Le Rwanda affirme être en pourparlers avec l’administration Trump concernant l’accueil des migrants expulsés des États-Unis. Ce projet, encore à l’état embryonnaire, s’inscrirait dans une démarche similaire à celle, avortée, conclue avec le Royaume-Uni, qui prévoyait l’installation de demandeurs d’asile sur le sol rwandais.
Les négociations actuelles témoignent d’une volonté américaine d’externaliser davantage sa politique migratoire, en envoyant des migrants vers des pays tiers. Si des accords ont été conclus avec des États d’Amérique centrale comme le Costa Rica ou le Panama, aucune entente majeure n’avait encore été annoncée avec des pays d’Afrique, d’Asie ou d’Europe.
Le ministre rwandais des Affaires étrangères, Olivier Nduhungirehe, a confirmé les discussions avec Washington, précisant qu’elles s’inscrivent dans l’engagement du Rwanda en faveur de solutions durables en matière migratoire. Toutefois, les détails de l’accord, notamment sur le financement, l’intégration sociale ou la sécurité juridique des personnes concernées, n’ont pas été rendus publics.
Ce projet d’accueil des migrants expulsés soulève de nombreuses critiques. Amnesty International a exprimé de vives inquiétudes, évoquant des risques de violations des droits fondamentaux, en particulier le principe de non-refoulement inscrit dans la Convention de Genève. L’organisation rappelle que le Rwanda est régulièrement accusé de réprimer violemment les dissidents, y compris des exilés rwandais à l’étranger.
« Ce type d’accord présente un risque élevé de violations du droit international », avertit Christian Rumu, responsable des campagnes à Amnesty.

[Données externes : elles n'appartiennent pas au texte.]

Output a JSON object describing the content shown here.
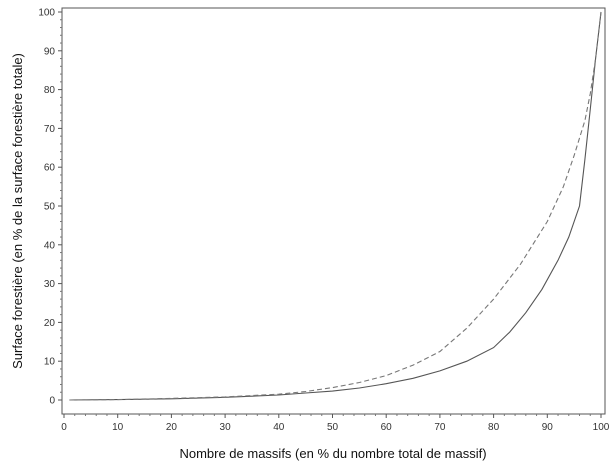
{
  "chart_data": {
    "type": "line",
    "title": "",
    "xlabel": "Nombre de massifs (en % du nombre total de massif)",
    "ylabel": "Surface forestière (en % de la surface forestière totale)",
    "xlim": [
      0,
      100
    ],
    "ylim": [
      0,
      100
    ],
    "xticks": [
      0,
      10,
      20,
      30,
      40,
      50,
      60,
      70,
      80,
      90,
      100
    ],
    "yticks": [
      0,
      10,
      20,
      30,
      40,
      50,
      60,
      70,
      80,
      90,
      100
    ],
    "grid": false,
    "legend": "none",
    "series": [
      {
        "style": "solid",
        "color": "#555555",
        "x": [
          1,
          10,
          20,
          30,
          40,
          45,
          50,
          55,
          60,
          65,
          70,
          75,
          80,
          83,
          86,
          89,
          92,
          94,
          96,
          97,
          98,
          99,
          100
        ],
        "y": [
          0,
          0.1,
          0.3,
          0.7,
          1.3,
          1.8,
          2.3,
          3.1,
          4.2,
          5.6,
          7.5,
          10,
          13.5,
          17.5,
          22.5,
          28.5,
          36,
          42,
          50,
          62,
          75,
          88,
          100
        ]
      },
      {
        "style": "dashed",
        "color": "#777777",
        "x": [
          1,
          10,
          20,
          30,
          40,
          45,
          50,
          55,
          60,
          65,
          70,
          75,
          80,
          85,
          90,
          93,
          95,
          97,
          98,
          99,
          100
        ],
        "y": [
          0,
          0.1,
          0.4,
          0.8,
          1.5,
          2.2,
          3.2,
          4.5,
          6.3,
          9,
          12.5,
          18.5,
          26,
          35,
          46,
          55,
          63,
          72,
          79,
          88,
          100
        ]
      }
    ]
  }
}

Il cite notamment les lacunes persistantes dans le traitement des demandes d’asile au Rwanda, malgré des réformes annoncées.
Le précédent accord entre le Rwanda et le Royaume-Uni a été annulé après des recours juridiques et un changement de gouvernement à Londres. Bien que jamais mis en œuvre, il a coûté aux contribuables britanniques plus de 700 millions de livres. Le Rwanda, de son côté, a déclaré ne pas être tenu de rembourser ces sommes.
À l’heure où Kigali se positionne comme un partenaire de choix pour l’accueil des migrants expulsés, des zones d’ombre subsistent sur sa capacité réelle à offrir des conditions sûres, équitables et durables aux personnes déplacées. Plusieurs centres de transit ont été ouverts, mais leur capacité reste limitée, et la durée de séjour censée être temporaire dépasse parfois les prévisions.
En parallèle, le Rwanda est confronté à des accusations de soutien à des groupes rebelles dans l’est de la République démocratique du Congo. Ces tensions régionales, couplées aux critiques persistantes sur son bilan en matière de droits humains, jettent une ombre sur sa volonté de devenir un acteur central de l’accueil des migrants expulsés.
Alors que les discussions avec les États-Unis se poursuivent, la communauté internationale et les organisations de défense des droits humains restent vigilantes. L’accueil des migrants expulsés ne peut se faire, rappellent-elles, sans garanties solides de protection, de transparence et de respect des normes internationales.